Work on Hawaiian Homelands subdivision angers neighbors - Hawaii News Now - KGMB and KHNL

Work on Hawaiian Homelands subdivision angers neighbors

WAIMANALO, OAHU (HawaiiNewsNow) - Some Waimanalo residents complain that construction of a Hawaiian Homelands project damaged their homes. Work on the Kakaina subdivision began in 2012. People who live on neighboring streets said their walls and concrete slabs were split by the heavy vibrations from construction equipment.

"I got a brand new crack right here. Brand new crack right here," Gideon Kaonohi said, pointing to openings in his driveway wall.

The back of his two-bedroom home overlooks the job site. With chalk he outlines the cracks on the walls rimming his property and draws an "X" on cracks in the concrete slab under his home.

"When they used the roller, the 18-ton roller with the vibrator, you can see the cracks moving," he said. "One here. One here. And all these caps came loose from the vibration."
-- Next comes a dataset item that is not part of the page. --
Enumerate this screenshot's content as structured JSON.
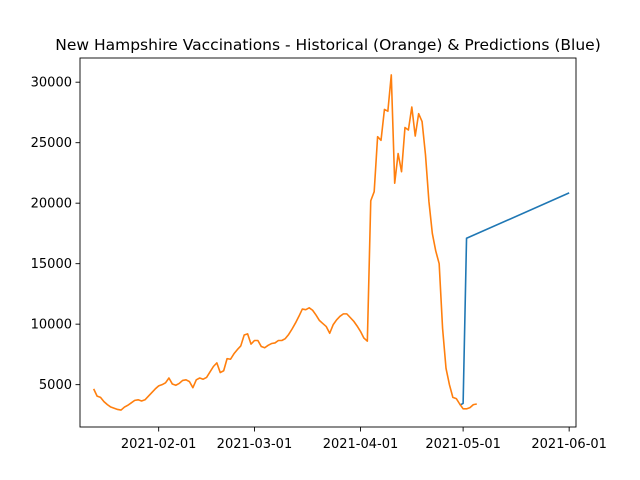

Kaonohi believes coral dust from the job site has sickened his family. He said dust screens have toppled onto his house three times..

"Four o'clock in the morning. You could hear this boom hitting my house," he said.

Kaonohi documented his grievances in letters to the Department of Hawaiian Homelands. So has his neighbor.

"Her ceiling is separating," Kaonohi said. "Her cabinets are sagging. And the cabinets are separating too from each other."

DHHL communications director Punialoha Chee said resident's complaints are taken seriously.

"We have been encouraging them to work with our contractor's claims adjustors should they believe their homes have been impacted. Once they do, we can begin the process of assessing damages and making appropriate repairs," he said.

Kaonohi hired an attorney.

"You see my second story. It's about 14 years old. Rain or shine, the doors never did scrape the floor. Now it's scraping the floor," he said.

Chee said completion of the seven-acre subdivision has been delayed by design changes and weather. DHHL hopes work will be completed by the summer.

Kaonohi expects the contractor to pay for the damage he said is getting worse by the day.